The character of a criminal prosecution, carried out with a view to punishing a public wrong, is fundamentally different from that of a civil prosecution which is carried out with a view to vindicating a private right.  The difference between these two types of proceedings was explained in the following passage from an earlier decision of this court, Public Prosecutor v. UI [2008] 4 SLR(R) 500 at [52]:

... With the reign of William the Conqueror, the [English] criminal justice system, as it then stood, changed drastically.  A distinction was created between liability for private wrongs and liability for public wrongs.  Sir William Blackstone explained clearly the distinction between public wrongs and private wrongs in Commentaries on the Law of England vol 4 (A Strahan, 15th Ed, 1809) as follows (at p5):

[P]rivate wrongs, or civil injuries, are in infringement or [a] privation of the civil rights which belong to individuals, con[s]idered merely as individuals: public wrongs, or crimes and [misdemeanours] are a breach and violation of the public rights and duties, due to the whole community, con[s]idered as a community, in [its social] aggregate capacity.

As a result of the above change in the English criminal justice system, the individual victim was replaced by the State.  The offence was considered to be committed against the State and the liability of the offender was, accordingly, owed first and foremost to the State.  This is the criminal justice system which Singapore has inherited and maintains to this day.... [emphasis added by Justice Phang].

Justice Phang (¶¶ 88-90) derived from this history three salient distinctions between criminal and civil process.  First, criminal charges more than civil claims can impugn a defendant's reputation in the community.  Second, the consequences of criminal conviction are more invasive of the defendant's rights than the consequences of civil liability.  Third, criminal prosecution is an enterprise of public authorities, while civil prosecution is a private pursuit.  In all three respects, then, the need for a remedy to malicious prosecution is greater in the criminal context than in the civil context.

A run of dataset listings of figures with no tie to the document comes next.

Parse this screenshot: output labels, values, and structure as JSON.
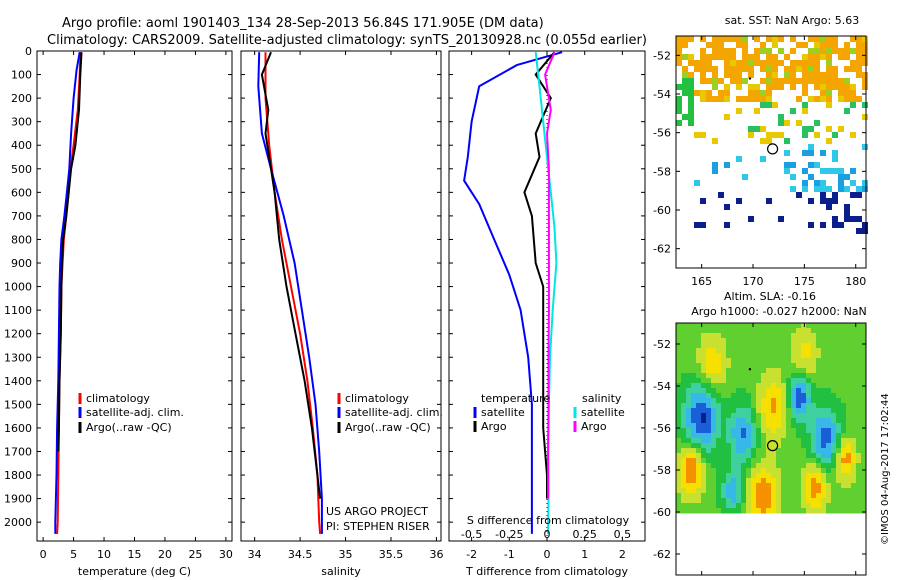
{
  "header": {
    "line1": "Argo profile: aoml 1901403_134 28-Sep-2013 56.84S 171.905E (DM data)",
    "line2": "Climatology: CARS2009. Satellite-adjusted climatology: synTS_20130928.nc (0.055d earlier)"
  },
  "footer_credit": "©IMOS 04-Aug-2017 17:02:44",
  "colors": {
    "climatology": "#ff0000",
    "satellite": "#0000ff",
    "argo": "#000000",
    "sal_satellite": "#00e5e5",
    "sal_argo": "#ff00ff"
  },
  "chart_data": [
    {
      "id": "temperature",
      "type": "line",
      "xlabel": "temperature (deg C)",
      "ylabel": "",
      "xlim": [
        -1,
        31
      ],
      "ylim": [
        2080,
        0
      ],
      "xticks": [
        0,
        5,
        10,
        15,
        20,
        25,
        30
      ],
      "yticks": [
        0,
        100,
        200,
        300,
        400,
        500,
        600,
        700,
        800,
        900,
        1000,
        1100,
        1200,
        1300,
        1400,
        1500,
        1600,
        1700,
        1800,
        1900,
        2000
      ],
      "legend": [
        "climatology",
        "satellite-adj. clim.",
        "Argo(..raw -QC)"
      ],
      "series": [
        {
          "name": "climatology",
          "color": "#ff0000",
          "points": [
            [
              6.1,
              5
            ],
            [
              6.0,
              100
            ],
            [
              5.7,
              250
            ],
            [
              5.0,
              400
            ],
            [
              4.5,
              500
            ],
            [
              4.2,
              600
            ],
            [
              3.8,
              700
            ],
            [
              3.4,
              800
            ],
            [
              3.2,
              900
            ],
            [
              3.0,
              1000
            ],
            [
              2.9,
              1200
            ],
            [
              2.7,
              1400
            ],
            [
              2.6,
              1600
            ],
            [
              2.5,
              1800
            ],
            [
              2.4,
              2000
            ],
            [
              2.3,
              2050
            ]
          ]
        },
        {
          "name": "satellite-adj. clim.",
          "color": "#0000ff",
          "points": [
            [
              6.0,
              5
            ],
            [
              5.5,
              80
            ],
            [
              5.0,
              200
            ],
            [
              4.6,
              350
            ],
            [
              4.3,
              500
            ],
            [
              3.9,
              600
            ],
            [
              3.5,
              700
            ],
            [
              3.0,
              800
            ],
            [
              2.8,
              900
            ],
            [
              2.7,
              1000
            ],
            [
              2.6,
              1200
            ],
            [
              2.5,
              1400
            ],
            [
              2.3,
              1600
            ],
            [
              2.2,
              1800
            ],
            [
              2.0,
              2000
            ],
            [
              2.0,
              2050
            ]
          ]
        },
        {
          "name": "Argo(..raw -QC)",
          "color": "#000000",
          "points": [
            [
              6.3,
              5
            ],
            [
              6.1,
              100
            ],
            [
              5.9,
              250
            ],
            [
              5.3,
              400
            ],
            [
              4.6,
              500
            ],
            [
              4.2,
              600
            ],
            [
              3.8,
              700
            ],
            [
              3.3,
              800
            ],
            [
              3.1,
              900
            ],
            [
              3.0,
              1000
            ],
            [
              2.9,
              1200
            ],
            [
              2.7,
              1400
            ],
            [
              2.6,
              1600
            ],
            [
              2.5,
              1700
            ]
          ]
        }
      ]
    },
    {
      "id": "salinity",
      "type": "line",
      "xlabel": "salinity",
      "xlim": [
        33.85,
        36.05
      ],
      "ylim": [
        2080,
        0
      ],
      "xticks": [
        34,
        34.5,
        35,
        35.5,
        36
      ],
      "legend": [
        "climatology",
        "satellite-adj. clim.",
        "Argo(..raw -QC)"
      ],
      "annotation": [
        "US ARGO PROJECT",
        "PI: STEPHEN RISER"
      ],
      "series": [
        {
          "name": "climatology",
          "color": "#ff0000",
          "points": [
            [
              34.12,
              5
            ],
            [
              34.12,
              200
            ],
            [
              34.16,
              400
            ],
            [
              34.22,
              600
            ],
            [
              34.3,
              800
            ],
            [
              34.4,
              1000
            ],
            [
              34.5,
              1200
            ],
            [
              34.58,
              1400
            ],
            [
              34.64,
              1600
            ],
            [
              34.69,
              1800
            ],
            [
              34.71,
              2000
            ],
            [
              34.72,
              2050
            ]
          ]
        },
        {
          "name": "satellite-adj. clim.",
          "color": "#0000ff",
          "points": [
            [
              34.05,
              5
            ],
            [
              34.04,
              150
            ],
            [
              34.08,
              350
            ],
            [
              34.18,
              500
            ],
            [
              34.32,
              700
            ],
            [
              34.44,
              900
            ],
            [
              34.52,
              1100
            ],
            [
              34.6,
              1300
            ],
            [
              34.67,
              1500
            ],
            [
              34.71,
              1700
            ],
            [
              34.74,
              1900
            ],
            [
              34.74,
              2050
            ]
          ]
        },
        {
          "name": "Argo(..raw -QC)",
          "color": "#000000",
          "points": [
            [
              34.18,
              5
            ],
            [
              34.08,
              100
            ],
            [
              34.15,
              250
            ],
            [
              34.12,
              350
            ],
            [
              34.18,
              500
            ],
            [
              34.22,
              600
            ],
            [
              34.27,
              800
            ],
            [
              34.35,
              1000
            ],
            [
              34.45,
              1200
            ],
            [
              34.55,
              1400
            ],
            [
              34.63,
              1600
            ],
            [
              34.69,
              1800
            ],
            [
              34.72,
              1900
            ]
          ]
        }
      ]
    },
    {
      "id": "difference",
      "type": "line",
      "xlabel": "T difference from climatology",
      "xlabel2": "S difference from climatology",
      "xlim": [
        -2.6,
        2.6
      ],
      "ylim": [
        2080,
        0
      ],
      "xticks": [
        -2,
        -1,
        0,
        1,
        2
      ],
      "xtick_labels": [
        "-2",
        "-1",
        "0",
        "1",
        "2"
      ],
      "sticks": [
        -0.5,
        -0.25,
        0,
        0.25,
        0.5
      ],
      "stick_labels": [
        "-0.5",
        "-0.25",
        "0",
        "0.25",
        "0.5"
      ],
      "legend_temperature": [
        "temperature",
        "satellite",
        "Argo"
      ],
      "legend_salinity": [
        "salinity",
        "satellite",
        "Argo"
      ],
      "series": [
        {
          "name": "T satellite",
          "color": "#0000ff",
          "points": [
            [
              0.4,
              5
            ],
            [
              -0.8,
              60
            ],
            [
              -1.8,
              150
            ],
            [
              -2.0,
              300
            ],
            [
              -2.1,
              450
            ],
            [
              -2.2,
              550
            ],
            [
              -1.8,
              650
            ],
            [
              -1.4,
              800
            ],
            [
              -1.0,
              950
            ],
            [
              -0.7,
              1100
            ],
            [
              -0.5,
              1300
            ],
            [
              -0.4,
              1500
            ],
            [
              -0.4,
              1700
            ],
            [
              -0.4,
              1900
            ],
            [
              -0.4,
              2050
            ]
          ]
        },
        {
          "name": "T Argo",
          "color": "#000000",
          "points": [
            [
              0.2,
              5
            ],
            [
              -0.3,
              100
            ],
            [
              0.1,
              200
            ],
            [
              -0.3,
              350
            ],
            [
              -0.2,
              450
            ],
            [
              -0.6,
              600
            ],
            [
              -0.4,
              700
            ],
            [
              -0.3,
              900
            ],
            [
              -0.1,
              1000
            ],
            [
              -0.1,
              1200
            ],
            [
              -0.1,
              1400
            ],
            [
              -0.1,
              1600
            ],
            [
              0.0,
              1800
            ],
            [
              0.0,
              1900
            ]
          ]
        },
        {
          "name": "S satellite",
          "color": "#00e5e5",
          "points": [
            [
              -0.3,
              5
            ],
            [
              -0.2,
              150
            ],
            [
              -0.1,
              300
            ],
            [
              0.0,
              450
            ],
            [
              0.1,
              600
            ],
            [
              0.2,
              750
            ],
            [
              0.25,
              900
            ],
            [
              0.15,
              1100
            ],
            [
              0.08,
              1300
            ],
            [
              0.05,
              1500
            ],
            [
              0.03,
              1700
            ],
            [
              0.04,
              1900
            ],
            [
              0.03,
              2050
            ]
          ]
        },
        {
          "name": "S Argo",
          "color": "#ff00ff",
          "points": [
            [
              0.2,
              5
            ],
            [
              -0.05,
              100
            ],
            [
              0.1,
              250
            ],
            [
              0.0,
              350
            ],
            [
              0.05,
              500
            ],
            [
              0.05,
              700
            ],
            [
              0.05,
              900
            ],
            [
              0.05,
              1100
            ],
            [
              0.04,
              1300
            ],
            [
              0.04,
              1500
            ],
            [
              0.03,
              1700
            ],
            [
              0.03,
              1900
            ]
          ]
        }
      ]
    },
    {
      "id": "sst_map",
      "type": "heatmap",
      "title": "sat. SST: NaN Argo: 5.63",
      "xlim": [
        162.5,
        181
      ],
      "ylim": [
        -63,
        -51
      ],
      "xticks": [
        165,
        170,
        175,
        180
      ],
      "yticks": [
        -52,
        -54,
        -56,
        -58,
        -60,
        -62
      ],
      "float_position": [
        171.905,
        -56.84
      ]
    },
    {
      "id": "sla_map",
      "type": "heatmap",
      "title": "Altim. SLA: -0.16",
      "subtitle": "Argo h1000: -0.027 h2000: NaN",
      "xlim": [
        162.5,
        181
      ],
      "ylim": [
        -63,
        -51
      ],
      "xticks": [
        165,
        170,
        175,
        180
      ],
      "yticks": [
        -52,
        -54,
        -56,
        -58,
        -60,
        -62
      ],
      "float_position": [
        171.905,
        -56.84
      ]
    }
  ]
}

A useful review of abuse of process, malicious (criminal) prosecution, and "malicious use of civil process" in American law can be found in Barry A. Lindahl, 4 Modern Tort Law: Liability and Litigation ch. 40 (updated June 2018) (available on Thomson Reuters Westlaw), which begins (§ 40.1) by differentiating the three concepts.  Meanwhile Justice Phang's opinion in Lee Tat takes an elegant snapshot of the common law world.